Le sport rendu obligatoir­e par l’entreprise ne heurte donc pas les Suédois, qui baignent dans un fond de culture luthérienn­e valorisant l’ascèse, l’effort et l’exercice physique par tous les temps. Ils s’enorgueill­issent d’être le peuple le plus actif du Vieux Continent: selon l’Eurobaromè­tre, en 2014, 70% d’entre eux faisaient de l’exercice de manière hebdomadai­re et 51% deux à trois fois par semaine. Chaque membre de la communauté se doit d’être en forme, un impératif qui remonte aux années 1930 lorsque prospérait le culte de la jeunesse, de la vigueur et de l’«hygiène sociale».

Productivi­té à la hausse

Depuis la fin des années 80, la plupart des entreprise­s subvention­nent les activités sportives – du golf à l’aquagym – de leurs salariés, jusqu’à 500 euros annuels, exonérés d’impôts.

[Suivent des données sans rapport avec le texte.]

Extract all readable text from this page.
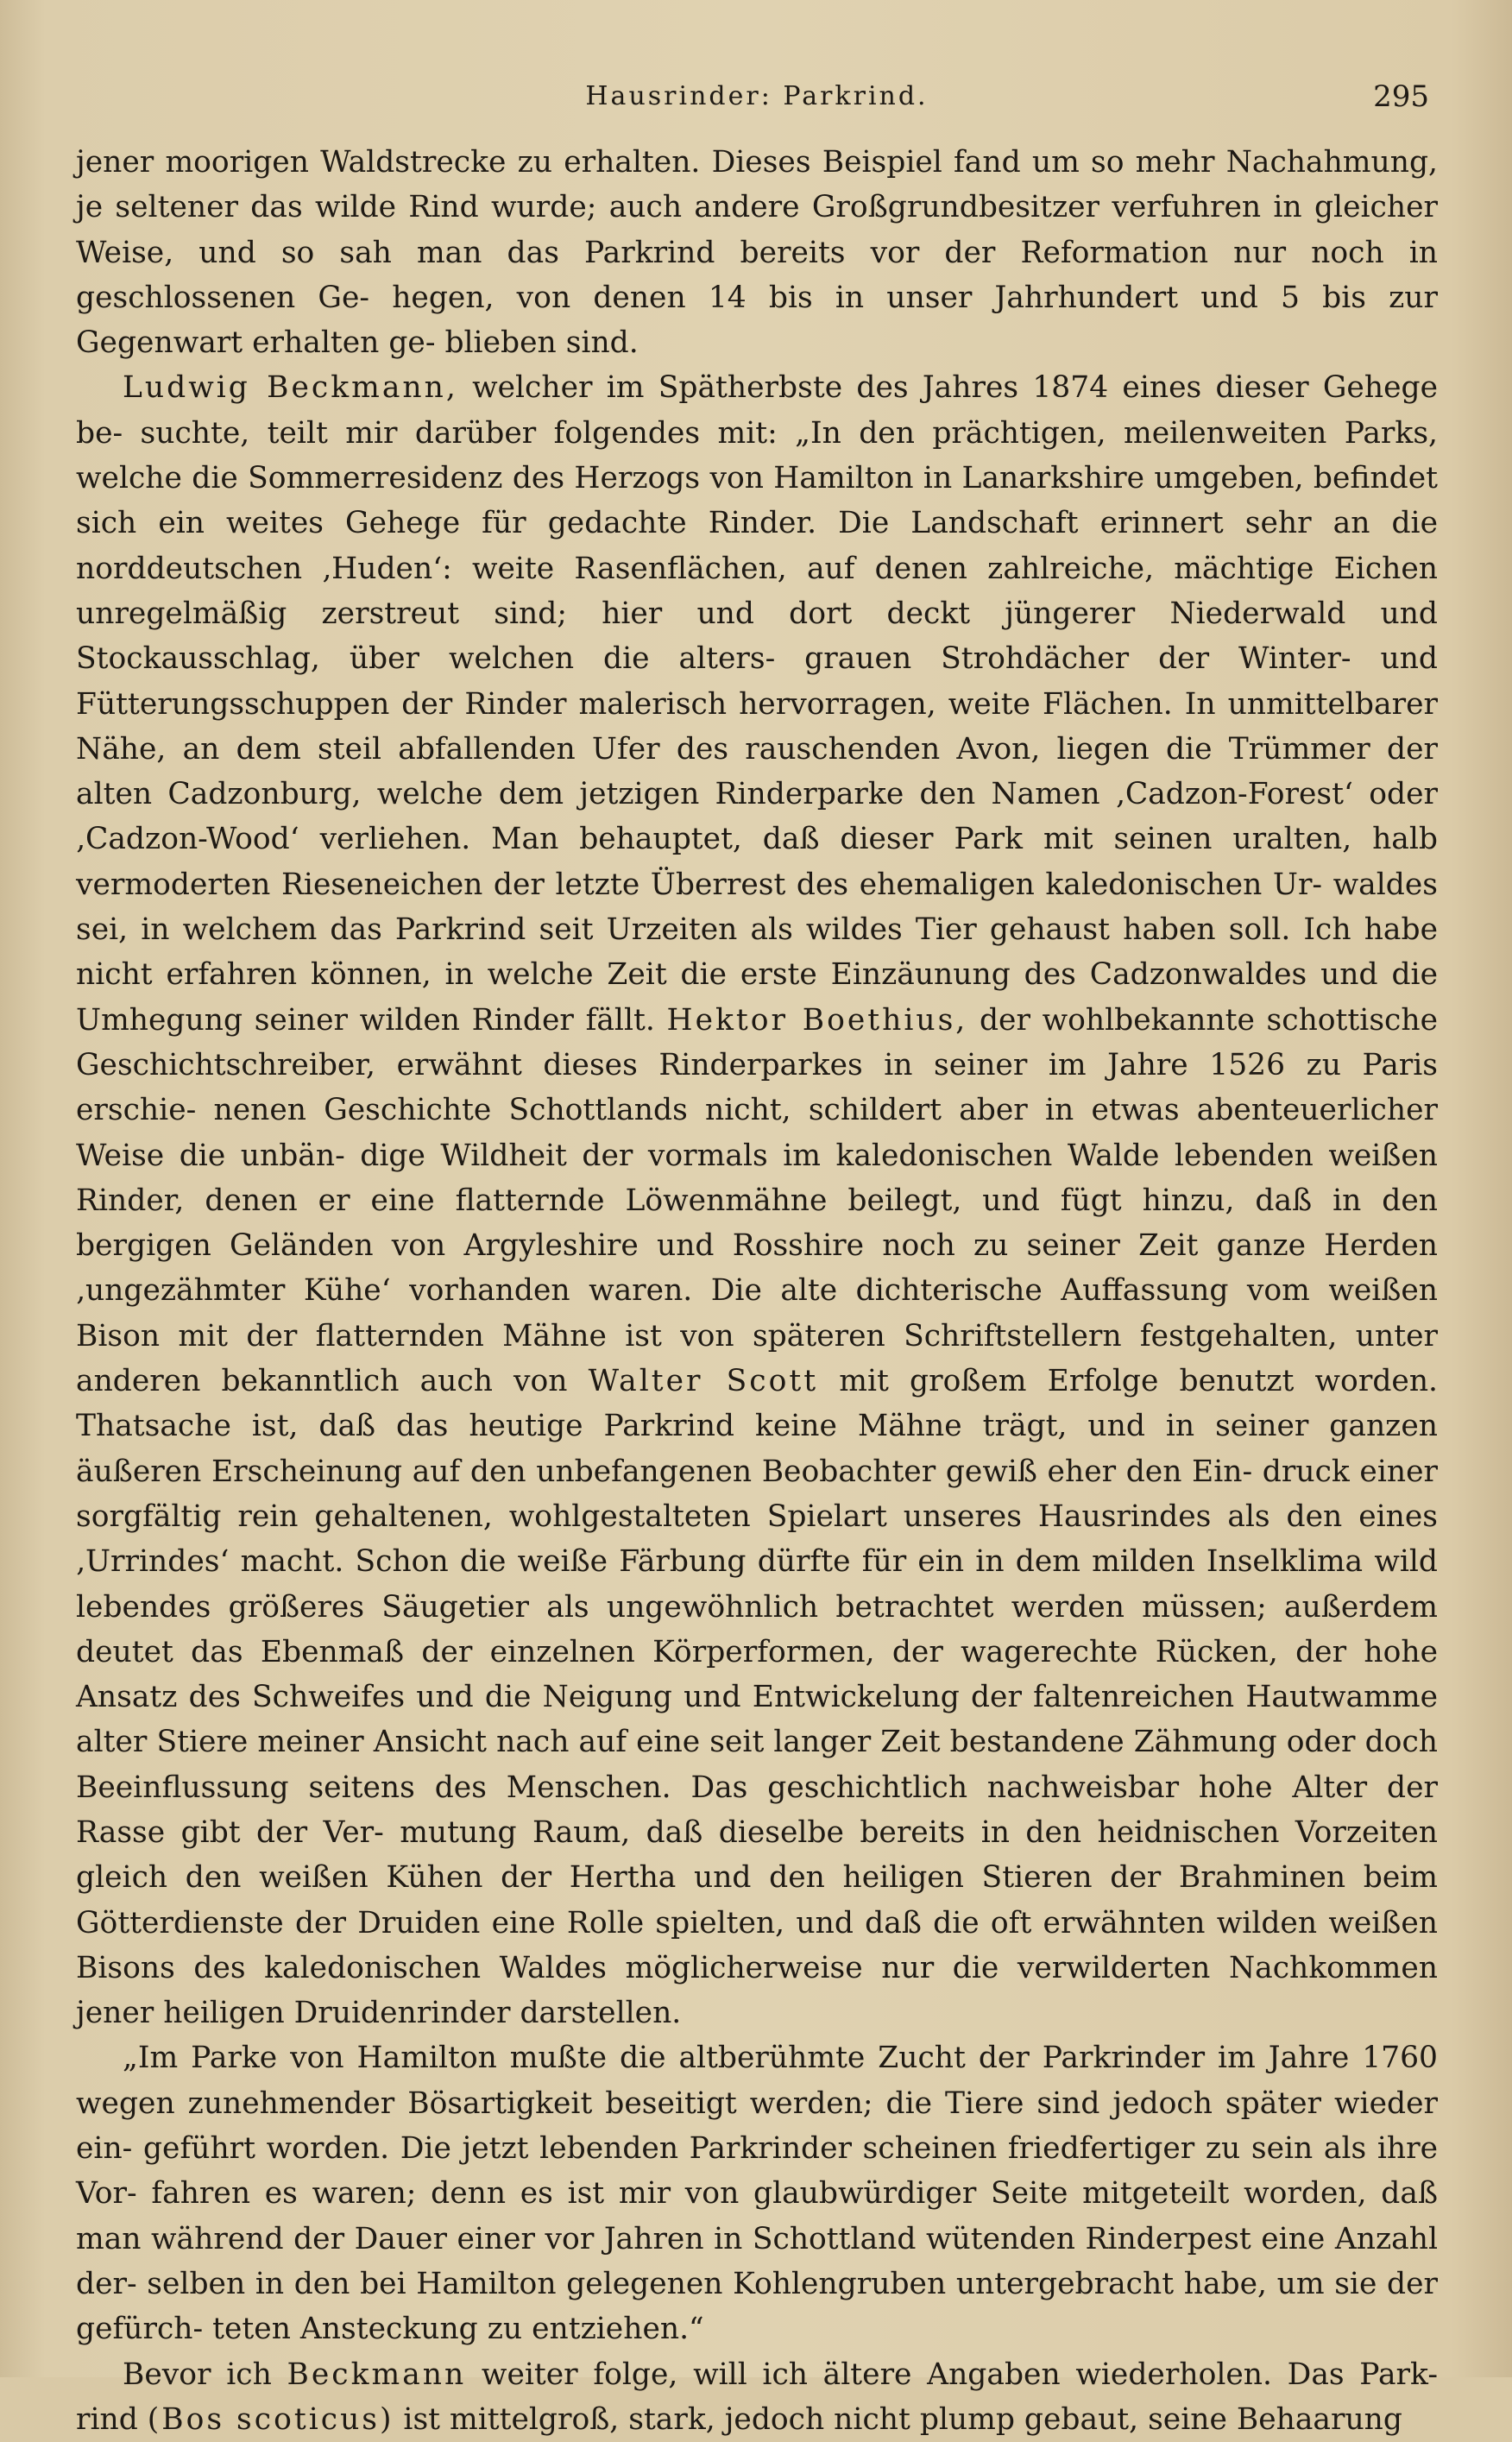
Hausrinder: Parkrind.	295

jener moorigen Waldstrecke zu erhalten. Dieses Beispiel fand um so mehr Nachahmung, je seltener das wilde Rind wurde; auch andere Großgrundbesitzer verfuhren in gleicher Weise, und so sah man das Parkrind bereits vor der Reformation nur noch in geschlossenen Ge- hegen, von denen 14 bis in unser Jahrhundert und 5 bis zur Gegenwart erhalten ge- blieben sind.

Ludwig Beckmann, welcher im Spätherbste des Jahres 1874 eines dieser Gehege be- suchte, teilt mir darüber folgendes mit: „In den prächtigen, meilenweiten Parks, welche die Sommerresidenz des Herzogs von Hamilton in Lanarkshire umgeben, befindet sich ein weites Gehege für gedachte Rinder. Die Landschaft erinnert sehr an die norddeutschen ‚Huden‘: weite Rasenflächen, auf denen zahlreiche, mächtige Eichen unregelmäßig zerstreut sind; hier und dort deckt jüngerer Niederwald und Stockausschlag, über welchen die alters- grauen Strohdächer der Winter- und Fütterungsschuppen der Rinder malerisch hervorragen, weite Flächen. In unmittelbarer Nähe, an dem steil abfallenden Ufer des rauschenden Avon, liegen die Trümmer der alten Cadzonburg, welche dem jetzigen Rinderparke den Namen ‚Cadzon-Forest‘ oder ‚Cadzon-Wood‘ verliehen. Man behauptet, daß dieser Park mit seinen uralten, halb vermoderten Rieseneichen der letzte Überrest des ehemaligen kaledonischen Ur- waldes sei, in welchem das Parkrind seit Urzeiten als wildes Tier gehaust haben soll. Ich habe nicht erfahren können, in welche Zeit die erste Einzäunung des Cadzonwaldes und die Umhegung seiner wilden Rinder fällt. Hektor Boethius, der wohlbekannte schottische Geschichtschreiber, erwähnt dieses Rinderparkes in seiner im Jahre 1526 zu Paris erschie- nenen Geschichte Schottlands nicht, schildert aber in etwas abenteuerlicher Weise die unbän- dige Wildheit der vormals im kaledonischen Walde lebenden weißen Rinder, denen er eine flatternde Löwenmähne beilegt, und fügt hinzu, daß in den bergigen Geländen von Argyleshire und Rosshire noch zu seiner Zeit ganze Herden ‚ungezähmter Kühe‘ vorhanden waren. Die alte dichterische Auffassung vom weißen Bison mit der flatternden Mähne ist von späteren Schriftstellern festgehalten, unter anderen bekanntlich auch von Walter Scott mit großem Erfolge benutzt worden. Thatsache ist, daß das heutige Parkrind keine Mähne trägt, und in seiner ganzen äußeren Erscheinung auf den unbefangenen Beobachter gewiß eher den Ein- druck einer sorgfältig rein gehaltenen, wohlgestalteten Spielart unseres Hausrindes als den eines ‚Urrindes‘ macht. Schon die weiße Färbung dürfte für ein in dem milden Inselklima wild lebendes größeres Säugetier als ungewöhnlich betrachtet werden müssen; außerdem deutet das Ebenmaß der einzelnen Körperformen, der wagerechte Rücken, der hohe Ansatz des Schweifes und die Neigung und Entwickelung der faltenreichen Hautwamme alter Stiere meiner Ansicht nach auf eine seit langer Zeit bestandene Zähmung oder doch Beeinflussung seitens des Menschen. Das geschichtlich nachweisbar hohe Alter der Rasse gibt der Ver- mutung Raum, daß dieselbe bereits in den heidnischen Vorzeiten gleich den weißen Kühen der Hertha und den heiligen Stieren der Brahminen beim Götterdienste der Druiden eine Rolle spielten, und daß die oft erwähnten wilden weißen Bisons des kaledonischen Waldes möglicherweise nur die verwilderten Nachkommen jener heiligen Druidenrinder darstellen.

„Im Parke von Hamilton mußte die altberühmte Zucht der Parkrinder im Jahre 1760 wegen zunehmender Bösartigkeit beseitigt werden; die Tiere sind jedoch später wieder ein- geführt worden. Die jetzt lebenden Parkrinder scheinen friedfertiger zu sein als ihre Vor- fahren es waren; denn es ist mir von glaubwürdiger Seite mitgeteilt worden, daß man während der Dauer einer vor Jahren in Schottland wütenden Rinderpest eine Anzahl der- selben in den bei Hamilton gelegenen Kohlengruben untergebracht habe, um sie der gefürch- teten Ansteckung zu entziehen.“

Bevor ich Beckmann weiter folge, will ich ältere Angaben wiederholen. Das Park- rind (Bos scoticus) ist mittelgroß, stark, jedoch nicht plump gebaut, seine Behaarung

Certaines organisent aussi des cours de sport sur les heures de travail. Chez Björn Borg, Henrik Bunge affirme avoir créé un lieu de travail où l’on vit et travaille mieux. Depuis que ce projet a été lancé, tous les chiffres clés du groupe sont en hausse, avance-t-il.

Dans ce contexte, être en forme est devenu «un devoir vis-à-vis de son employeur», souligne Carl Cederström, chercheur en économie à l’Université de Stockholm et auteur du Syndrome du bien-être, qui dénonce les dangers du sport et du bien-être à tout prix. «Quand on se met à penser qu’on est une meilleure mère, un meilleur père ou un meilleur ami si on fait du sport, on peut arriver à une situation où l’on conclut que les personnes qui ne vivent pas très sainement, qui sont en surpoids ou qui fument, sont de moins bonnes personnes», prévient-il.